- Born: 1872 Nashville, Tennessee
- Died: 1963 (aged 90–91)
- Education: Fisk University

= Minnie Lee Crosthwaite =

American community organizer, activist, and social worker

Minnie Lee Crosthwaite (1872–1963) was an American community organizer, women's rights activist, and social worker, one of the first Black social workers in Kansas City, MO.

== Biography ==
Minnie Lee Harris was born and raised in Nashville, Tennessee, and attended Fisk University; both her parents had been enslaved. She became a teacher and taught first grade for two years in her hometown, but left the workforce to marry Dr. David N. Crosthwaite, in 1899. Her husband was also an educator; he was the principal at Nashville's first all-Black high school at the time of their marriage. The couple moved to Kansas City, Missouri, in 1895 so that her husband could take a teaching position at Lincoln High School (now Lincoln College Preparatory Academy). Here he became, like his wife, active in a number of important social organizations that advocated for the rights and the education of African-American citizens. They had three children, and Minnie Crosthwaite started and owned both a beauty salon and a flower shop in Kansas City.

== Career ==
In 1920, Crosthwaite became a volunteer with the Provident Hospital Association. This began her career in the social services.
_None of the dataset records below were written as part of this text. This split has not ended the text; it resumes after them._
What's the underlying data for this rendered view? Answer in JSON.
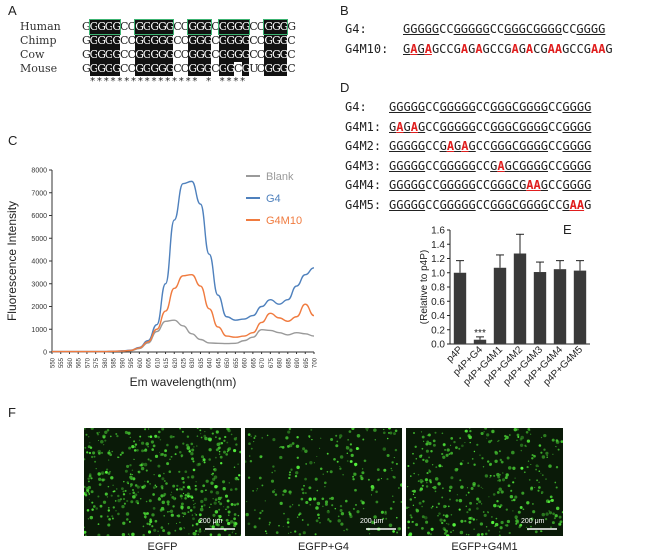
{
  "panels": {
    "A": {
      "label": "A",
      "species": [
        "Human",
        "Chimp",
        "Cow",
        "Mouse"
      ],
      "sequences": [
        "GGGGGCCGGGGGCCGGGCGGGGCCGGGG",
        "GGGGGCCGGGGGCCGGGCGGGGCCGGGC",
        "GGGGGCCGGGGGCCGGGCGGGGCCGGGC",
        "GGGGGCCGGGGGCCGGGCGGCGUCGGGC"
      ],
      "conservation": "**************** * ****"
    },
    "B": {
      "label": "B",
      "rows": [
        {
          "name": "G4:",
          "segments": [
            [
              "GGGGG",
              "u"
            ],
            [
              "CC",
              ""
            ],
            [
              "GGGGG",
              "u"
            ],
            [
              "CC",
              ""
            ],
            [
              "GGGC",
              "u"
            ],
            [
              "",
              ""
            ],
            [
              "GGGG",
              "u"
            ],
            [
              "CC",
              ""
            ],
            [
              "GGGG",
              "u"
            ]
          ]
        },
        {
          "name": "G4M10:",
          "segments": [
            [
              "G",
              "u"
            ],
            [
              "A",
              "ur"
            ],
            [
              "G",
              "u"
            ],
            [
              "A",
              "ur"
            ],
            [
              "GCCG",
              ""
            ],
            [
              "A",
              "r"
            ],
            [
              "G",
              ""
            ],
            [
              "A",
              "r"
            ],
            [
              "GCCG",
              ""
            ],
            [
              "A",
              "r"
            ],
            [
              "G",
              ""
            ],
            [
              "A",
              "r"
            ],
            [
              "CG",
              ""
            ],
            [
              "AA",
              "r"
            ],
            [
              "GCCG",
              ""
            ],
            [
              "AA",
              "r"
            ],
            [
              "G",
              ""
            ]
          ]
        }
      ]
    },
    "C": {
      "label": "C"
    },
    "D": {
      "label": "D",
      "rows": [
        {
          "name": "G4:",
          "segments": [
            [
              "GGGGG",
              "u"
            ],
            [
              "CC",
              ""
            ],
            [
              "GGGGG",
              "u"
            ],
            [
              "CC",
              ""
            ],
            [
              "GGGC",
              "u"
            ],
            [
              "GGGG",
              "u"
            ],
            [
              "CC",
              ""
            ],
            [
              "GGGG",
              "u"
            ]
          ]
        },
        {
          "name": "G4M1:",
          "segments": [
            [
              "G",
              "u"
            ],
            [
              "A",
              "ur"
            ],
            [
              "G",
              "u"
            ],
            [
              "A",
              "ur"
            ],
            [
              "G",
              "u"
            ],
            [
              "CC",
              ""
            ],
            [
              "GGGGG",
              "u"
            ],
            [
              "CC",
              ""
            ],
            [
              "GGGC",
              "u"
            ],
            [
              "GGGG",
              "u"
            ],
            [
              "CC",
              ""
            ],
            [
              "GGGG",
              "u"
            ]
          ]
        },
        {
          "name": "G4M2:",
          "segments": [
            [
              "GGGGG",
              "u"
            ],
            [
              "CC",
              ""
            ],
            [
              "G",
              "u"
            ],
            [
              "A",
              "ur"
            ],
            [
              "G",
              "u"
            ],
            [
              "A",
              "ur"
            ],
            [
              "G",
              "u"
            ],
            [
              "CC",
              ""
            ],
            [
              "GGGC",
              "u"
            ],
            [
              "GGGG",
              "u"
            ],
            [
              "CC",
              ""
            ],
            [
              "GGGG",
              "u"
            ]
          ]
        },
        {
          "name": "G4M3:",
          "segments": [
            [
              "GGGGG",
              "u"
            ],
            [
              "CC",
              ""
            ],
            [
              "GGGGG",
              "u"
            ],
            [
              "CC",
              ""
            ],
            [
              "G",
              "u"
            ],
            [
              "A",
              "ur"
            ],
            [
              "GC",
              "u"
            ],
            [
              "GGGG",
              "u"
            ],
            [
              "CC",
              ""
            ],
            [
              "GGGG",
              "u"
            ]
          ]
        },
        {
          "name": "G4M4:",
          "segments": [
            [
              "GGGGG",
              "u"
            ],
            [
              "CC",
              ""
            ],
            [
              "GGGGG",
              "u"
            ],
            [
              "CC",
              ""
            ],
            [
              "GGGC",
              "u"
            ],
            [
              "G",
              "u"
            ],
            [
              "AA",
              "ur"
            ],
            [
              "G",
              "u"
            ],
            [
              "CC",
              ""
            ],
            [
              "GGGG",
              "u"
            ]
          ]
        },
        {
          "name": "G4M5:",
          "segments": [
            [
              "GGGGG",
              "u"
            ],
            [
              "CC",
              ""
            ],
            [
              "GGGGG",
              "u"
            ],
            [
              "CC",
              ""
            ],
            [
              "GGGC",
              "u"
            ],
            [
              "GGGG",
              "u"
            ],
            [
              "CC",
              ""
            ],
            [
              "G",
              "u"
            ],
            [
              "AA",
              "ur"
            ],
            [
              "G",
              ""
            ]
          ]
        }
      ]
    },
    "E": {
      "label": "E"
    },
    "F": {
      "label": "F",
      "scale_bar": "200 μm",
      "captions": [
        "EGFP",
        "EGFP+G4",
        "EGFP+G4M1"
      ]
    }
  },
  "chart_data": [
    {
      "type": "line",
      "panel": "C",
      "xlabel": "Em wavelength(nm)",
      "ylabel": "Fluorescence Intensity",
      "x": [
        550,
        555,
        560,
        565,
        570,
        575,
        580,
        585,
        590,
        595,
        600,
        605,
        610,
        615,
        620,
        625,
        630,
        635,
        640,
        645,
        650,
        655,
        660,
        665,
        670,
        675,
        680,
        685,
        690,
        695,
        700
      ],
      "ylim": [
        0,
        8000
      ],
      "yticks": [
        0,
        1000,
        2000,
        3000,
        4000,
        5000,
        6000,
        7000,
        8000
      ],
      "legend_position": "top-right",
      "series": [
        {
          "name": "Blank",
          "color": "#9a9a9a",
          "values": [
            20,
            20,
            20,
            20,
            20,
            20,
            20,
            30,
            40,
            60,
            150,
            400,
            900,
            1350,
            1400,
            1150,
            800,
            550,
            400,
            380,
            370,
            380,
            500,
            650,
            980,
            950,
            850,
            750,
            850,
            800,
            700
          ]
        },
        {
          "name": "G4",
          "color": "#4f81bd",
          "values": [
            20,
            20,
            20,
            20,
            20,
            20,
            20,
            30,
            50,
            80,
            200,
            500,
            1200,
            3000,
            5800,
            7400,
            7500,
            6500,
            4300,
            2500,
            1550,
            1400,
            1450,
            1600,
            2000,
            2300,
            2100,
            2300,
            2900,
            3400,
            3700
          ]
        },
        {
          "name": "G4M10",
          "color": "#f07b3f",
          "values": [
            20,
            20,
            20,
            20,
            20,
            20,
            20,
            30,
            40,
            70,
            180,
            450,
            1000,
            1800,
            2800,
            3350,
            3400,
            2900,
            1900,
            1100,
            700,
            650,
            700,
            850,
            1300,
            1700,
            1500,
            1350,
            1550,
            2100,
            1600
          ]
        }
      ]
    },
    {
      "type": "bar",
      "panel": "E",
      "ylabel_lines": [
        "Luciferase activity",
        "(Relative to p4P)"
      ],
      "categories": [
        "p4P",
        "p4P+G4",
        "p4P+G4M1",
        "p4P+G4M2",
        "p4P+G4M3",
        "p4P+G4M4",
        "p4P+G4M5"
      ],
      "values": [
        1.0,
        0.06,
        1.07,
        1.27,
        1.01,
        1.05,
        1.03
      ],
      "errors": [
        0.17,
        0.04,
        0.18,
        0.27,
        0.14,
        0.12,
        0.14
      ],
      "ylim": [
        0,
        1.6
      ],
      "yticks": [
        "0.0",
        "0.2",
        "0.4",
        "0.6",
        "0.8",
        "1.0",
        "1.2",
        "1.4",
        "1.6"
      ],
      "annotations": [
        {
          "category": "p4P+G4",
          "text": "***"
        }
      ],
      "bar_color": "#3a3a3a"
    }
  ]
}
She became a full time social worker in 1922, at the age of 50. She became the director of the Provident Hospital's outpatient clinic and worked in that role until 1947. Throughout her career she supported the hospital, including with an annual fashion fundraiser show that she first organized in 1918, with paid for such things as an X-ray machine and a home for the nurses who worked at the hospital. Her annual fundraiser "became the biggest financial supporter for the hospital". Crosthwaite was active in a number of organizations including the NAACP and the YWCA, and was a prominent member of the Colored Women's League, for which she served as a city and state president. She died in 1963. She was later described as a women's activist and "a leader of the black women's club movement in the city".